Далее будет уместно процитировать дневник самого художника:

«Семейная хроника

Год 1524 после Рождества в Нюрнберге.

Я, Альбрехт Дюрер младший, выписал из бумаг моего отца, откуда он родом, как сюда приехал и остался здесь жить и почил в мире.

И мой дорогой отец со своею супругою, моею дорогою матерью, родили следующих детей, – я привожу, как он записал это в своей книге от слова до слова:

1. В 1468 году после Рождества Христова в канун дня св. Маргариты (12 июля) в шестом часу дня родила мне моя жена Барбара мою первую дочь. Крестной матерью была старая Маргарита фон Вейсенбург и назвала мне ребенка в честь матери Барбарою.

2. Также в 1470 году после Рождества Христова в день св. Марины (7 апреля) во время поста за два часа до утра родила мне моя жена Барбара моего второго ребенка, сына, которого крестил Фриц Рот фон Байрен и назвал моего сына Иоганном.

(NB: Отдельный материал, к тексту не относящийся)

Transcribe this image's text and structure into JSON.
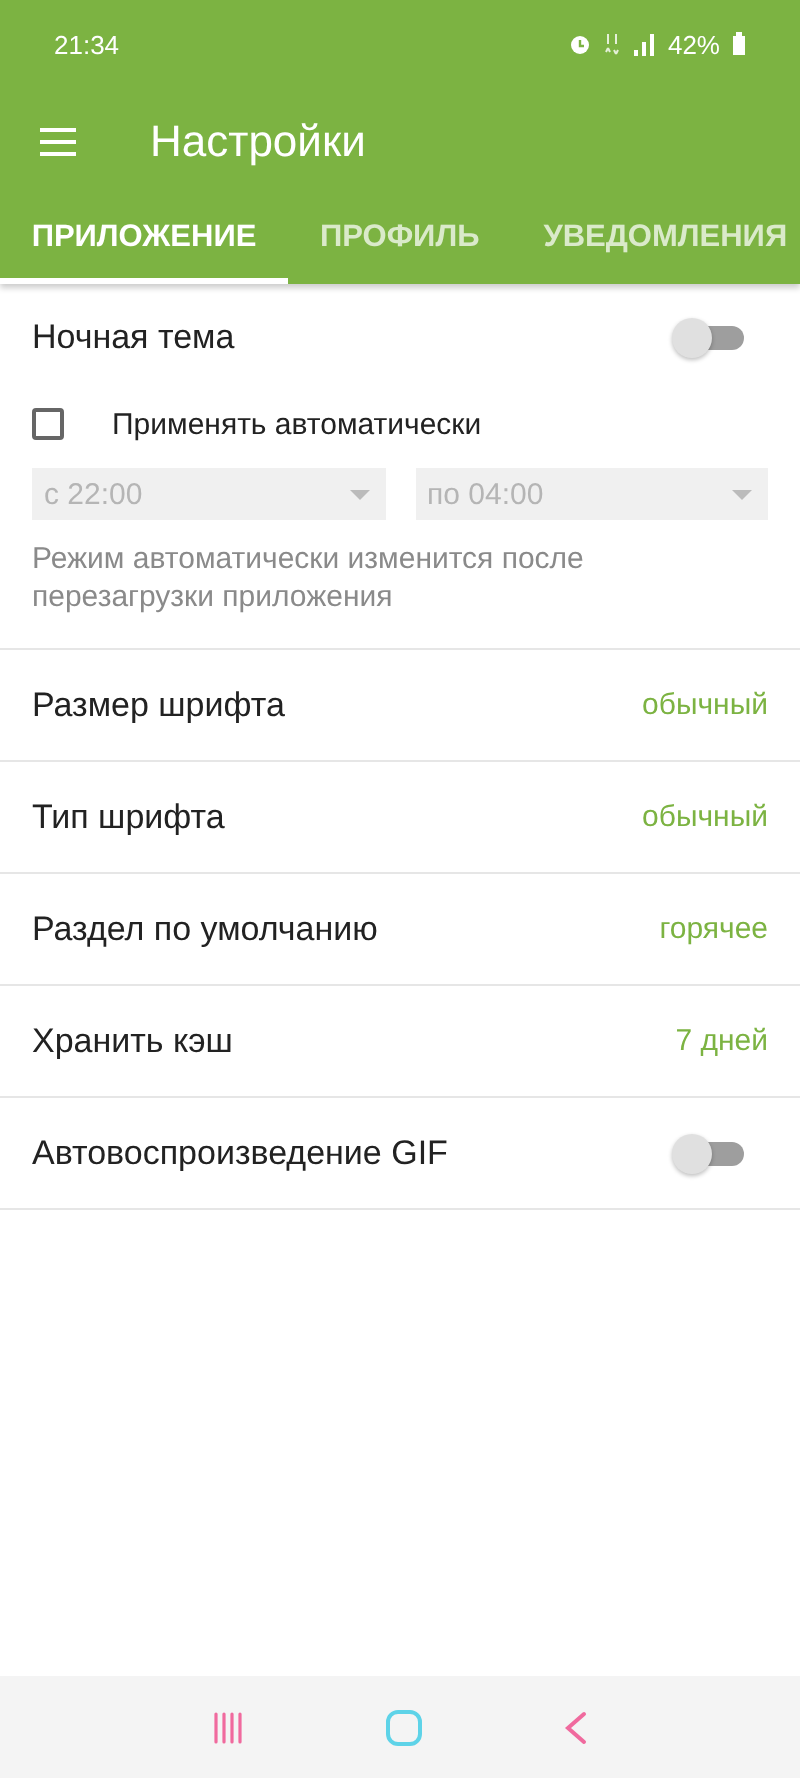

3. Также в 1471 году после рождества Христова в шестом часу в день св. Пруденция во вторник на неделе св. Креста (21 мая) родила мне моя жена Барбара моего второго сына, коему крестным отцом был Антон Кобергер и назвал его в честь меня Альбрехтом.

4. Также в 1472 году после Рождества Христова в третьем часу в день св. Феликса (18 мая) родила мне моя жена Барбара моего четвертого ребенка, коему крестным отцом был Себальд Хеёльтцле и назвал моего сына в честь себя Себальдом.

5. Также в 1473 году после Рождества Христова в день св. Рупрехта (27 марта) в шестом часу родила мне моя жена Барбара моего пятого ребенка, коему крестным отцом был Ганс Шрейнер, что живет у Лаурфертор, и назвал моего сына в честь тестя Иеронимом.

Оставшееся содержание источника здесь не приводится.